Il marito Salvatore Impagliazzo è ancora disperso. La loro casa è stata travolta dal fango. Il corpo della donna “era in una posizione strana” racconta Capuano. “Sembrava fosse abbracciato all’albero, lungo la strada via Santa Barbara. Ma non era una posizione naturale. Era stata la corrente ad averla messa in quella posizione e questo ha evitato che venisse trascinata a valle. Il suo corpo era sotto un metro di fango e le operazioni di recupero sono state particolarmente complesse”. “È sempre triste vedere scene del genere – dice ancora il volontario – è una cosa bruttissima”.

Il ristoratore: “Atmosfera spettrale, si parla solo di abusivismo”
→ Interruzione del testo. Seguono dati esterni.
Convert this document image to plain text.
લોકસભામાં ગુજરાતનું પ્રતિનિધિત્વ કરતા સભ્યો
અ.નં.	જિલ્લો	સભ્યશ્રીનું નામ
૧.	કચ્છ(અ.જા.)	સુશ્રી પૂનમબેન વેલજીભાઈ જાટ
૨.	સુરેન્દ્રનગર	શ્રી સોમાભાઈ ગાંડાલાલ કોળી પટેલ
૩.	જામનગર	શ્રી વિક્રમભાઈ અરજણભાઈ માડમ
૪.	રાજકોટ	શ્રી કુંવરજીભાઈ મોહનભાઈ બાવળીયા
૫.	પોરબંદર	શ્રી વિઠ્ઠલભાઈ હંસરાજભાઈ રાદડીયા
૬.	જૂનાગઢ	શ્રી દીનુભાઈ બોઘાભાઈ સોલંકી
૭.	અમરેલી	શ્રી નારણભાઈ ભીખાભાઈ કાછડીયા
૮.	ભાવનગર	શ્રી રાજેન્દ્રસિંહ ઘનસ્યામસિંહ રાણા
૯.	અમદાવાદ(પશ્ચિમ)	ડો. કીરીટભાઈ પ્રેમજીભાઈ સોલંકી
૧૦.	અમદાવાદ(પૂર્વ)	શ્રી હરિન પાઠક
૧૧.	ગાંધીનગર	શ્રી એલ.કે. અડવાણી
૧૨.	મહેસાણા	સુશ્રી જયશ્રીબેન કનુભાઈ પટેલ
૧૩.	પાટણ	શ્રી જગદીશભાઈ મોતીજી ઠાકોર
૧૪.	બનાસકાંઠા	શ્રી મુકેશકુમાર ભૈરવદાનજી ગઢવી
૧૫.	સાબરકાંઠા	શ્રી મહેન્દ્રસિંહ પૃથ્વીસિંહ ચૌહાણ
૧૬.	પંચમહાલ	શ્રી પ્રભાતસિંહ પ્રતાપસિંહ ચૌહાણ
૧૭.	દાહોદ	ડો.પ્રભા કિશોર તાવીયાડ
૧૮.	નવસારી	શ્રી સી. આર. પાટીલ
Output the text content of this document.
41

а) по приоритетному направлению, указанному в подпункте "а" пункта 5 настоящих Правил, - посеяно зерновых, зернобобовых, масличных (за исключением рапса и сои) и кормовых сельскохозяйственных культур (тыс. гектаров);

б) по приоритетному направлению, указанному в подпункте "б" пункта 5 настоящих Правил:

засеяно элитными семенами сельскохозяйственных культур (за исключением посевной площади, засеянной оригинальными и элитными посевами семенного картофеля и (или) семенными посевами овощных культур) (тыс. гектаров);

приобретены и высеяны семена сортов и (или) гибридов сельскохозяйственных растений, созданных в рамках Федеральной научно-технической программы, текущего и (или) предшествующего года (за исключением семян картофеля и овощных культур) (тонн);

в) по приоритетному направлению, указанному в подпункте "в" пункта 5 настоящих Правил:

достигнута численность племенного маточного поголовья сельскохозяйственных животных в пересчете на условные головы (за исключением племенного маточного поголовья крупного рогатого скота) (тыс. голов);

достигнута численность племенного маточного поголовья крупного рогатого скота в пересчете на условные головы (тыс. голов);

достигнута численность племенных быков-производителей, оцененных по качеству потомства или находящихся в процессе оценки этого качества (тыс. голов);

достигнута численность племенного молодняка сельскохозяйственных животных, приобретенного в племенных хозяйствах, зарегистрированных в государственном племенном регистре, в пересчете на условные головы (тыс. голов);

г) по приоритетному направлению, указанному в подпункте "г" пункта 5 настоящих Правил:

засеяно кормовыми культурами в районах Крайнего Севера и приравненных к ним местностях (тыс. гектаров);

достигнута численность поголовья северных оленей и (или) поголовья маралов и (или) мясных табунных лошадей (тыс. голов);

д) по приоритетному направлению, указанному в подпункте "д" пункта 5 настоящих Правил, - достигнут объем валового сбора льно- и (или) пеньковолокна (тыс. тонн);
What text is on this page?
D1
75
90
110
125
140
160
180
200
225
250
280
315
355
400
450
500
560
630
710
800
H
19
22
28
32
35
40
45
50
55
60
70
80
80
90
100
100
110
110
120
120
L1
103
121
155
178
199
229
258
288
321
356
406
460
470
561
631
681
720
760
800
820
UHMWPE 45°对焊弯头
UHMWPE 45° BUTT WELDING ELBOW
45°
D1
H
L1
NapoliToday ha invece raccolto la testimonianza di Ivano Veccia, titolare di un pizzeria a Roma, ma ischitano doc. “Ero ad Ischia quando è successo tutto e sono ancora qui” racconta Veccia. “La situazione è orribile. Sembra anche peggio del periodo del terremoto del 2017. I decessi dei bambini hanno colpito tutti. Tra l’altro le strade sono rotte, gli spostamenti sono difficili. Non solo a Casamicciola, ci sono frane in molte zone dell’isola. Danni registrati anche sul lato mare, ad esempio ai Maronti, dove è caduta una parte della costa dividendo in due la spiaggia. Crolli anche a Forio, dove alcune abitazioni sono state inghiottite dalla terra. C’è un’atmosfera spettrale”.

“Alcune delle persone decedute le conoscevo di vista” dice ancora il ristoratore. “Oggi per fortuna è una bella giornata, il mare è calmo. L’isola è piena di giornalisti, purtroppo molti, soprattutto dei nazionali, stanno raccontando una realtà che non è quella reale, puntando l’indice solo sul tema abusivismo, quando invece ora dovrebbe essere il tempo del silenzio e del dolore. Non voglio difendere gli abusi ovviamente. Il territorio di Casamicciola purtroppo è fragile e giovane ed è partito tutto dalla sommità dell’Epomeo. Importante che ora non ci abbandonino come con il terremoto. Molte persone che conosco non hanno più casa”.